Sunday, September 6, 2009

A Jobless Recovery


That’s what the pundits are calling the “end to the current recession.” 9.7% of direct unemployment (up from 9.4% in July) with the prospects of a few years at abnormally high levels of unemployment and underemployment. The “alternative measurement” of unemployment – looking a people who want full time jobs but have given up looking or can only find occasional or part time work – is inching up towards 17%!!! Want your kids to have some spare cash? Learn a work ethic with a summer job? The Sept. 5th NY Times:“This August, the teenage unemployment rate — that is, the percentage of teenagers who wanted a job who could not find one — was 25.5 percent, its highest level since the government began keeping track of such statistics in 1948.”

Even without the teenagers, it’s getting really close to one out of every five employable Americans being on the bad side of unemployment. We’re already well-past that horrific level in places like Michigan and California. We haven’t seen numbers like this in a quarter of a century. So if the stock market goes up and CEOs of big companies are making tens of millions of dollars in pay packages and stock benefits, that’s a “recovery” we all can be proud of? The rest are “trailing economic indicators” that will trail for years?

The NY Times (August 4th) put this situation in the proper perspective: “After years of borrowing against the soaring value of homes, tapping abundant credit cards and harvesting stock market earnings to live in excess of their incomes, millions of households are being forced to pare spending. That casts a shadow over consumer spending, which makes up 70 percent of the nation’s economic activity… ‘Household balance sheets are shot,’ [Alan Ruskin, an economist with the Royal Bank of Scotland] said. From here, spending ‘has to come from income, and income has to come from employment, and at this juncture it looks like employment will only improve very slowly.’”

Well “shiver me timbers,” if the pirates’ loot remains in tact… but if you look to your left and you look to your right… at those empty desks, missing people on the manufacturing line, those retail clerks who have new free time, the abandoned homes in your town, the filings in bankruptcy court, the “for lease” signs everywhere… maybe that word “recovery” really needs to be purged from descriptions of what is happening. Words without concomitant changes in how Americans actually live, how they look at their futures and their ability to earn a living, are not helpful.
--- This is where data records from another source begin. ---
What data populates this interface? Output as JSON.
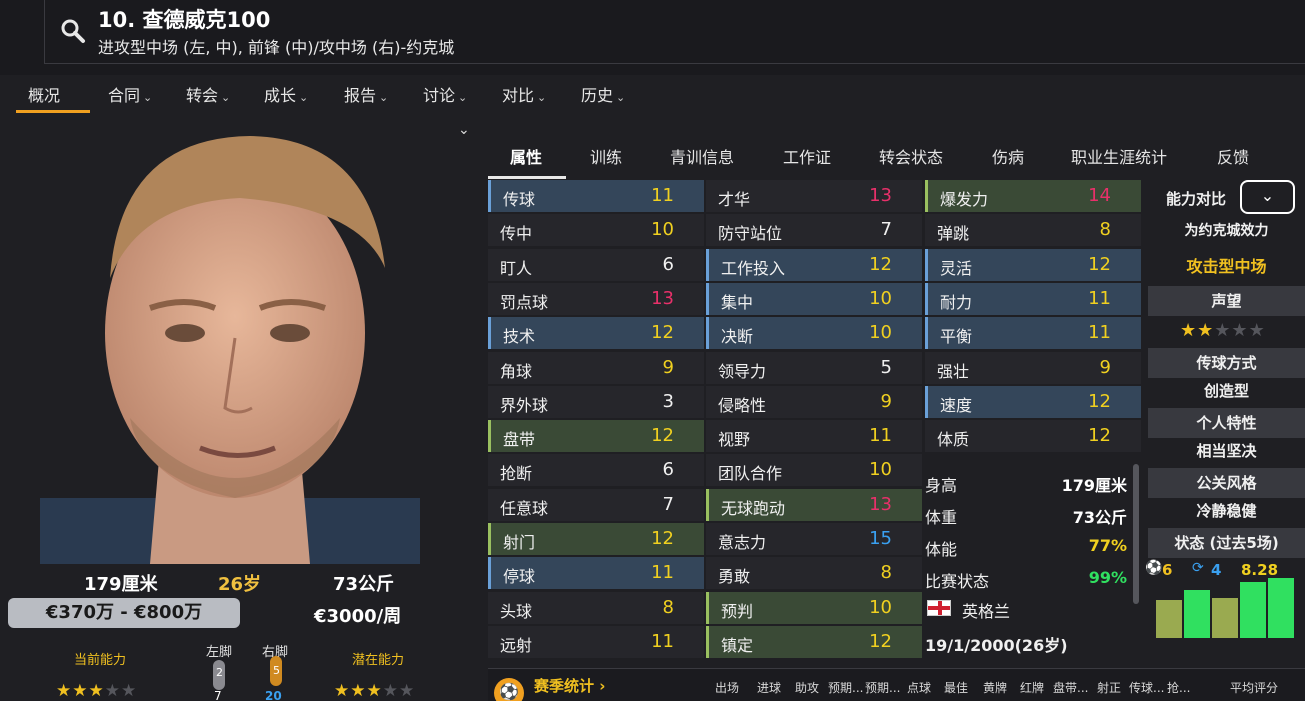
{
  "header": {
    "player_name": "10. 查德威克100",
    "position_line": "进攻型中场 (左, 中), 前锋 (中)/攻中场 (右)-约克城"
  },
  "nav": {
    "items": [
      "概况",
      "合同",
      "转会",
      "成长",
      "报告",
      "讨论",
      "对比",
      "历史"
    ]
  },
  "profile": {
    "height": "179厘米",
    "age": "26岁",
    "weight": "73公斤",
    "value_range": "€370万 - €800万",
    "wage": "€3000/周",
    "current_ability_label": "当前能力",
    "potential_ability_label": "潜在能力",
    "left_foot_label": "左脚",
    "right_foot_label": "右脚",
    "left_foot_value": "2",
    "right_foot_value": "5",
    "left_foot_sub": "7",
    "right_foot_sub": "20",
    "current_ability_stars": 3,
    "potential_ability_stars": 3
  },
  "attr_tabs": [
    "属性",
    "训练",
    "青训信息",
    "工作证",
    "转会状态",
    "伤病",
    "职业生涯统计",
    "反馈"
  ],
  "attributes": {
    "technical": [
      {
        "label": "传球",
        "value": "11",
        "hl": "blue",
        "color": "#f0d020"
      },
      {
        "label": "传中",
        "value": "10",
        "hl": "plain",
        "color": "#f0d020"
      },
      {
        "label": "盯人",
        "value": "6",
        "hl": "plain",
        "color": "#f0f0f0"
      },
      {
        "label": "罚点球",
        "value": "13",
        "hl": "plain",
        "color": "#e8306a"
      },
      {
        "label": "技术",
        "value": "12",
        "hl": "blue",
        "color": "#f0d020"
      },
      {
        "label": "角球",
        "value": "9",
        "hl": "plain",
        "color": "#f0d020"
      },
      {
        "label": "界外球",
        "value": "3",
        "hl": "plain",
        "color": "#f0f0f0"
      },
      {
        "label": "盘带",
        "value": "12",
        "hl": "green",
        "color": "#f0d020"
      },
      {
        "label": "抢断",
        "value": "6",
        "hl": "plain",
        "color": "#f0f0f0"
      },
      {
        "label": "任意球",
        "value": "7",
        "hl": "plain",
        "color": "#f0f0f0"
      },
      {
        "label": "射门",
        "value": "12",
        "hl": "green",
        "color": "#f0d020"
      },
      {
        "label": "停球",
        "value": "11",
        "hl": "blue",
        "color": "#f0d020"
      },
      {
        "label": "头球",
        "value": "8",
        "hl": "plain",
        "color": "#f0d020"
      },
      {
        "label": "远射",
        "value": "11",
        "hl": "plain",
        "color": "#f0d020"
      }
    ],
    "mental": [
      {
        "label": "才华",
        "value": "13",
        "hl": "plain",
        "color": "#e8306a"
      },
      {
        "label": "防守站位",
        "value": "7",
        "hl": "plain",
        "color": "#f0f0f0"
      },
      {
        "label": "工作投入",
        "value": "12",
        "hl": "blue",
        "color": "#f0d020"
      },
      {
        "label": "集中",
        "value": "10",
        "hl": "blue",
        "color": "#f0d020"
      },
      {
        "label": "决断",
        "value": "10",
        "hl": "blue",
        "color": "#f0d020"
      },
      {
        "label": "领导力",
        "value": "5",
        "hl": "plain",
        "color": "#f0f0f0"
      },
      {
        "label": "侵略性",
        "value": "9",
        "hl": "plain",
        "color": "#f0d020"
      },
      {
        "label": "视野",
        "value": "11",
        "hl": "plain",
        "color": "#f0d020"
      },
      {
        "label": "团队合作",
        "value": "10",
        "hl": "plain",
        "color": "#f0d020"
      },
      {
        "label": "无球跑动",
        "value": "13",
        "hl": "green",
        "color": "#e8306a"
      },
      {
        "label": "意志力",
        "value": "15",
        "hl": "plain",
        "color": "#3aa0f0"
      },
      {
        "label": "勇敢",
        "value": "8",
        "hl": "plain",
        "color": "#f0d020"
      },
      {
        "label": "预判",
        "value": "10",
        "hl": "green",
        "color": "#f0d020"
      },
      {
        "label": "镇定",
        "value": "12",
        "hl": "green",
        "color": "#f0d020"
      }
    ],
    "physical": [
      {
        "label": "爆发力",
        "value": "14",
        "hl": "green",
        "color": "#e8306a"
      },
      {
        "label": "弹跳",
        "value": "8",
        "hl": "plain",
        "color": "#f0d020"
      },
      {
        "label": "灵活",
        "value": "12",
        "hl": "blue",
        "color": "#f0d020"
      },
      {
        "label": "耐力",
        "value": "11",
        "hl": "blue",
        "color": "#f0d020"
      },
      {
        "label": "平衡",
        "value": "11",
        "hl": "blue",
        "color": "#f0d020"
      },
      {
        "label": "强壮",
        "value": "9",
        "hl": "plain",
        "color": "#f0d020"
      },
      {
        "label": "速度",
        "value": "12",
        "hl": "blue",
        "color": "#f0d020"
      },
      {
        "label": "体质",
        "value": "12",
        "hl": "plain",
        "color": "#f0d020"
      }
    ]
  },
  "info": [
    {
      "label": "身高",
      "value": "179厘米",
      "color": "#ffffff"
    },
    {
      "label": "体重",
      "value": "73公斤",
      "color": "#ffffff"
    },
    {
      "label": "体能",
      "value": "77%",
      "color": "#f0d020"
    },
    {
      "label": "比赛状态",
      "value": "99%",
      "color": "#30e060"
    }
  ],
  "nationality": "英格兰",
  "birth": "19/1/2000(26岁)",
  "side_panel": {
    "compare_label": "能力对比",
    "plays_for": "为约克城效力",
    "role": "攻击型中场",
    "reputation_label": "声望",
    "reputation_stars": 2,
    "passing_style_label": "传球方式",
    "passing_style": "创造型",
    "personality_label": "个人特性",
    "personality": "相当坚决",
    "media_label": "公关风格",
    "media": "冷静稳健",
    "form_label": "状态 (过去5场)",
    "goals": "6",
    "assists": "4",
    "rating": "8.28",
    "form_bars": [
      6.9,
      7.4,
      7.0,
      7.8,
      8.0
    ]
  },
  "bottom": {
    "season_stats": "赛季统计",
    "columns": [
      "出场",
      "进球",
      "助攻",
      "预期...",
      "预期...",
      "点球",
      "最佳",
      "黄牌",
      "红牌",
      "盘带...",
      "射正",
      "传球...",
      "抢...",
      "平均评分"
    ]
  },
  "colors": {
    "accent": "#f0a020",
    "yellow_value": "#f0d020",
    "red_value": "#e8306a",
    "blue_value": "#3aa0f0"
  }
}
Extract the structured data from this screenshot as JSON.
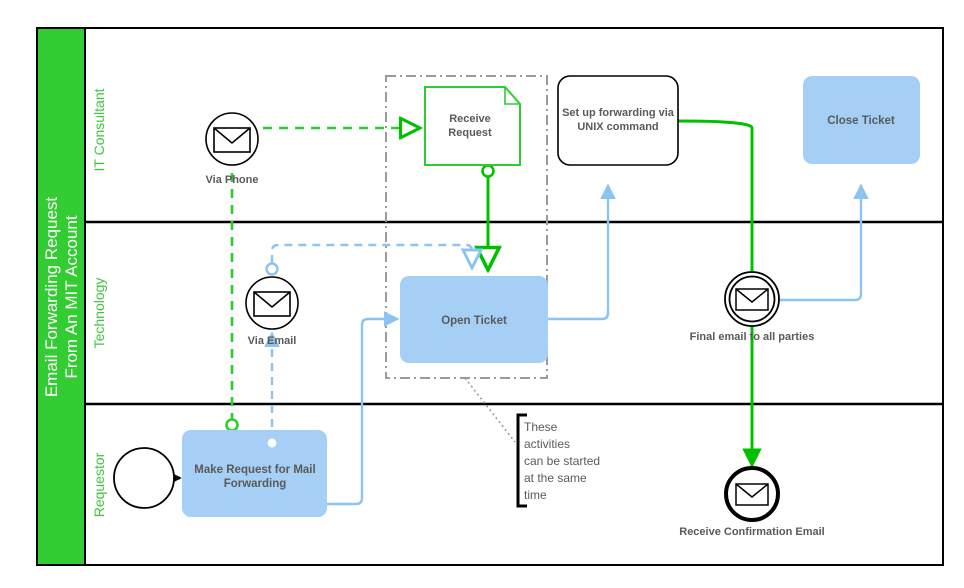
{
  "pool": {
    "title_line1": "Email Forwarding Request",
    "title_line2": "From An MIT Account",
    "band_color": "#33cc33"
  },
  "lanes": [
    {
      "id": "it-consultant",
      "label": "IT Consultant"
    },
    {
      "id": "technology",
      "label": "Technology"
    },
    {
      "id": "requestor",
      "label": "Requestor"
    }
  ],
  "colors": {
    "green": "#00c000",
    "green_bright": "#2fcc2f",
    "blue_fill": "#a5cff5",
    "blue_line": "#8dc3f2",
    "gray_group": "#9a9a9a",
    "text": "#5a5a5a",
    "black": "#000000"
  },
  "nodes": {
    "via_phone": {
      "label": "Via Phone",
      "icon": "envelope-icon"
    },
    "receive_request": {
      "label_line1": "Receive",
      "label_line2": "Request"
    },
    "set_up_forwarding": {
      "label_line1": "Set up forwarding via",
      "label_line2": "UNIX command"
    },
    "close_ticket": {
      "label": "Close Ticket"
    },
    "via_email": {
      "label": "Via Email",
      "icon": "envelope-icon"
    },
    "open_ticket": {
      "label": "Open Ticket"
    },
    "final_email": {
      "label": "Final email to all parties",
      "icon": "envelope-icon"
    },
    "start_event": {
      "label": ""
    },
    "make_request": {
      "label_line1": "Make Request for Mail",
      "label_line2": "Forwarding"
    },
    "receive_confirmation": {
      "label": "Receive Confirmation Email",
      "icon": "envelope-icon"
    }
  },
  "annotation": {
    "lines": [
      "These",
      "activities",
      "can be started",
      "at the same",
      "time"
    ],
    "line1": "These",
    "line2": "activities",
    "line3": "can be started",
    "line4": "at the same",
    "line5": "time"
  }
}
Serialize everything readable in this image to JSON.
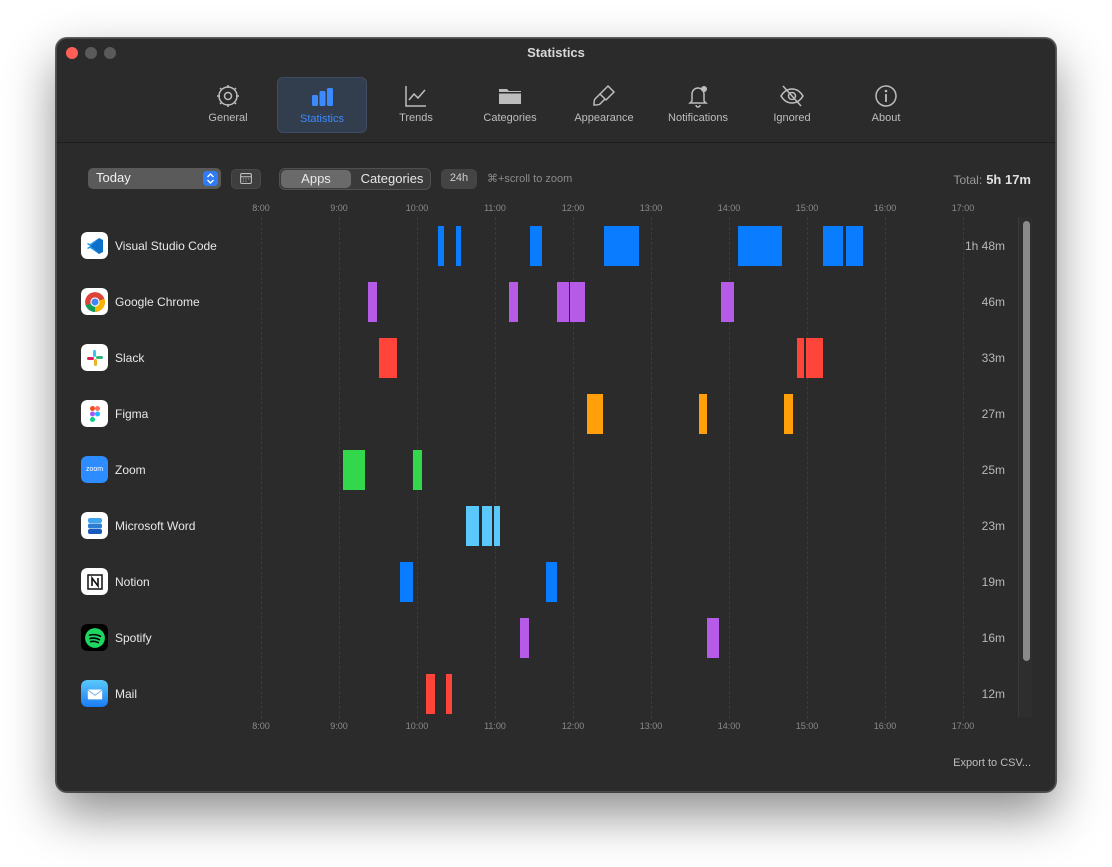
{
  "window": {
    "title": "Statistics"
  },
  "toolbar": {
    "tabs": [
      {
        "label": "General",
        "icon": "gear-icon"
      },
      {
        "label": "Statistics",
        "icon": "bar-chart-icon",
        "active": true
      },
      {
        "label": "Trends",
        "icon": "line-chart-icon"
      },
      {
        "label": "Categories",
        "icon": "folder-icon"
      },
      {
        "label": "Appearance",
        "icon": "paintbrush-icon"
      },
      {
        "label": "Notifications",
        "icon": "bell-icon"
      },
      {
        "label": "Ignored",
        "icon": "eye-slash-icon"
      },
      {
        "label": "About",
        "icon": "info-icon"
      }
    ]
  },
  "controls": {
    "period": "Today",
    "segment": {
      "apps": "Apps",
      "categories": "Categories",
      "selected": "Apps"
    },
    "range_button": "24h",
    "zoom_hint": "⌘+scroll to zoom",
    "total_label": "Total:",
    "total_value": "5h 17m"
  },
  "axis": {
    "ticks": [
      "8:00",
      "9:00",
      "10:00",
      "11:00",
      "12:00",
      "13:00",
      "14:00",
      "15:00",
      "16:00",
      "17:00"
    ]
  },
  "colors": {
    "blue": "#0a7cff",
    "purple": "#b65ae8",
    "red": "#ff453a",
    "orange": "#ff9f0a",
    "green": "#32d74b",
    "lightblue": "#5ac8fa",
    "accent": "#3b8bff"
  },
  "rows": [
    {
      "name": "Visual Studio Code",
      "duration": "1h 48m",
      "icon": "vscode-icon",
      "color": "#0a7cff",
      "sessions": [
        [
          "10:16",
          "10:21"
        ],
        [
          "10:30",
          "10:34"
        ],
        [
          "11:27",
          "11:36"
        ],
        [
          "12:24",
          "12:51"
        ],
        [
          "14:07",
          "14:41"
        ],
        [
          "15:12",
          "15:28"
        ],
        [
          "15:30",
          "15:43"
        ]
      ]
    },
    {
      "name": "Google Chrome",
      "duration": "46m",
      "icon": "chrome-icon",
      "color": "#b65ae8",
      "sessions": [
        [
          "9:22",
          "9:29"
        ],
        [
          "11:11",
          "11:18"
        ],
        [
          "11:48",
          "11:57"
        ],
        [
          "11:58",
          "12:09"
        ],
        [
          "13:54",
          "14:04"
        ]
      ]
    },
    {
      "name": "Slack",
      "duration": "33m",
      "icon": "slack-icon",
      "color": "#ff453a",
      "sessions": [
        [
          "9:31",
          "9:45"
        ],
        [
          "14:52",
          "14:58"
        ],
        [
          "14:59",
          "15:12"
        ]
      ]
    },
    {
      "name": "Figma",
      "duration": "27m",
      "icon": "figma-icon",
      "color": "#ff9f0a",
      "sessions": [
        [
          "12:11",
          "12:23"
        ],
        [
          "13:37",
          "13:43"
        ],
        [
          "14:42",
          "14:49"
        ]
      ]
    },
    {
      "name": "Zoom",
      "duration": "25m",
      "icon": "zoom-icon",
      "color": "#32d74b",
      "sessions": [
        [
          "9:03",
          "9:20"
        ],
        [
          "9:57",
          "10:04"
        ]
      ]
    },
    {
      "name": "Microsoft Word",
      "duration": "23m",
      "icon": "word-icon",
      "color": "#5ac8fa",
      "sessions": [
        [
          "10:38",
          "10:48"
        ],
        [
          "10:50",
          "10:58"
        ],
        [
          "10:59",
          "11:04"
        ]
      ]
    },
    {
      "name": "Notion",
      "duration": "19m",
      "icon": "notion-icon",
      "color": "#0a7cff",
      "sessions": [
        [
          "9:47",
          "9:57"
        ],
        [
          "11:39",
          "11:48"
        ]
      ]
    },
    {
      "name": "Spotify",
      "duration": "16m",
      "icon": "spotify-icon",
      "color": "#b65ae8",
      "sessions": [
        [
          "11:19",
          "11:26"
        ],
        [
          "13:43",
          "13:52"
        ]
      ]
    },
    {
      "name": "Mail",
      "duration": "12m",
      "icon": "mail-icon",
      "color": "#ff453a",
      "sessions": [
        [
          "10:07",
          "10:14"
        ],
        [
          "10:22",
          "10:27"
        ]
      ]
    }
  ],
  "footer": {
    "export_label": "Export to CSV..."
  }
}
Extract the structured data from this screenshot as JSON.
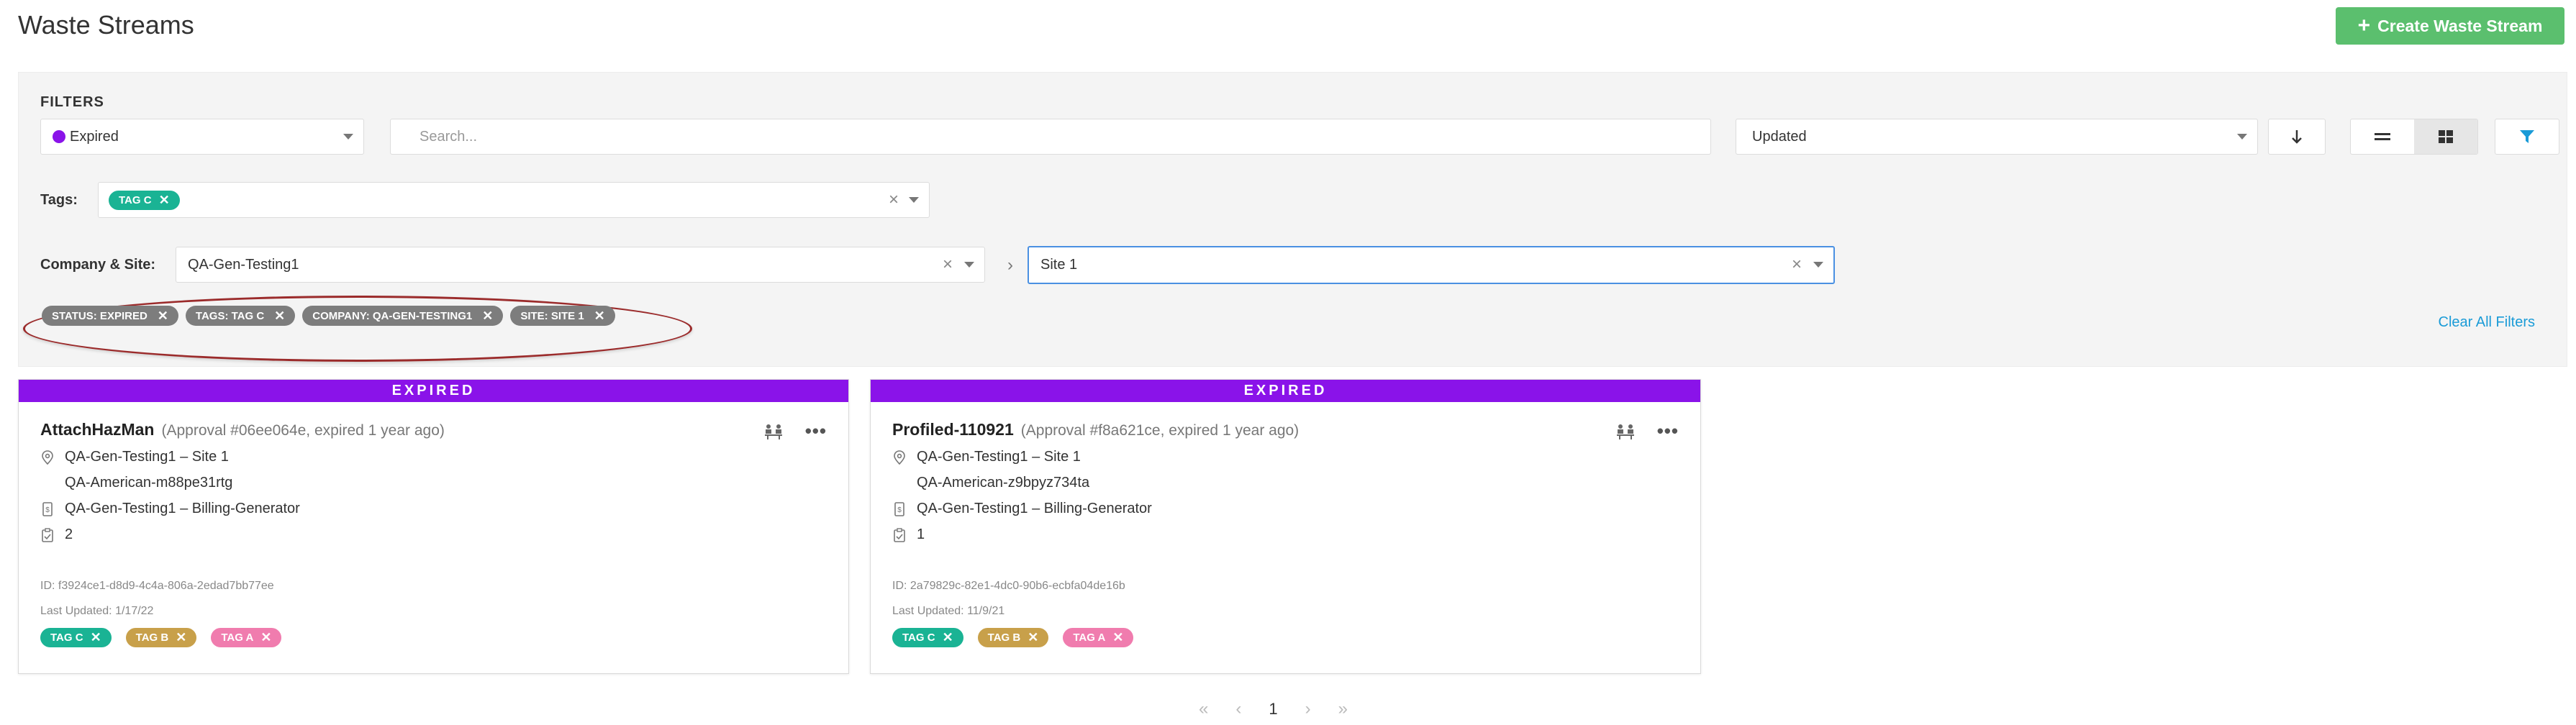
{
  "page": {
    "title": "Waste Streams",
    "create_button": "Create Waste Stream"
  },
  "filters": {
    "label": "FILTERS",
    "status_value": "Expired",
    "status_color": "#8a13e9",
    "search_placeholder": "Search...",
    "sort_value": "Updated",
    "tags_label": "Tags:",
    "selected_tag": "TAG C",
    "company_site_label": "Company & Site:",
    "company_value": "QA-Gen-Testing1",
    "site_value": "Site 1",
    "active": [
      "STATUS: EXPIRED",
      "TAGS: TAG C",
      "COMPANY: QA-GEN-TESTING1",
      "SITE: SITE 1"
    ],
    "clear_all": "Clear All Filters"
  },
  "cards": [
    {
      "banner": "EXPIRED",
      "name": "AttachHazMan",
      "subtitle": "(Approval #06ee064e, expired 1 year ago)",
      "location": "QA-Gen-Testing1 – Site 1",
      "vendor": "QA-American-m88pe31rtg",
      "billing": "QA-Gen-Testing1 – Billing-Generator",
      "count": "2",
      "id_line": "ID: f3924ce1-d8d9-4c4a-806a-2edad7bb77ee",
      "updated": "Last Updated: 1/17/22",
      "tags": [
        "TAG C",
        "TAG B",
        "TAG A"
      ]
    },
    {
      "banner": "EXPIRED",
      "name": "Profiled-110921",
      "subtitle": "(Approval #f8a621ce, expired 1 year ago)",
      "location": "QA-Gen-Testing1 – Site 1",
      "vendor": "QA-American-z9bpyz734ta",
      "billing": "QA-Gen-Testing1 – Billing-Generator",
      "count": "1",
      "id_line": "ID: 2a79829c-82e1-4dc0-90b6-ecbfa04de16b",
      "updated": "Last Updated: 11/9/21",
      "tags": [
        "TAG C",
        "TAG B",
        "TAG A"
      ]
    }
  ],
  "pagination": {
    "current": "1"
  },
  "colors": {
    "accent": "#5bbf6e",
    "expired": "#8a13e9",
    "tag_c": "#1ab394",
    "tag_b": "#c8a04a",
    "tag_a": "#f07cae",
    "link": "#1a9bd7"
  }
}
It makes those who are still mired in economic fear – and that’s most of us – feel that somehow we missed out on this new-found economic pattern of growth. But there is no real growth, and exactly what are those companies with new rising stock values going to do to keep those values shored up without customers?

Why am I profoundly skeptical that this recession has ended, that even a “jobless” recovery has begun, and that good times are just ahead? I had this same feeling when I approached the “is there an Easter Bunny/Santa Claus” controversy. I was younger then, but I reached the same conclusion.

I’m Peter Dekom, and yes, I am wondering what “they” are smoking.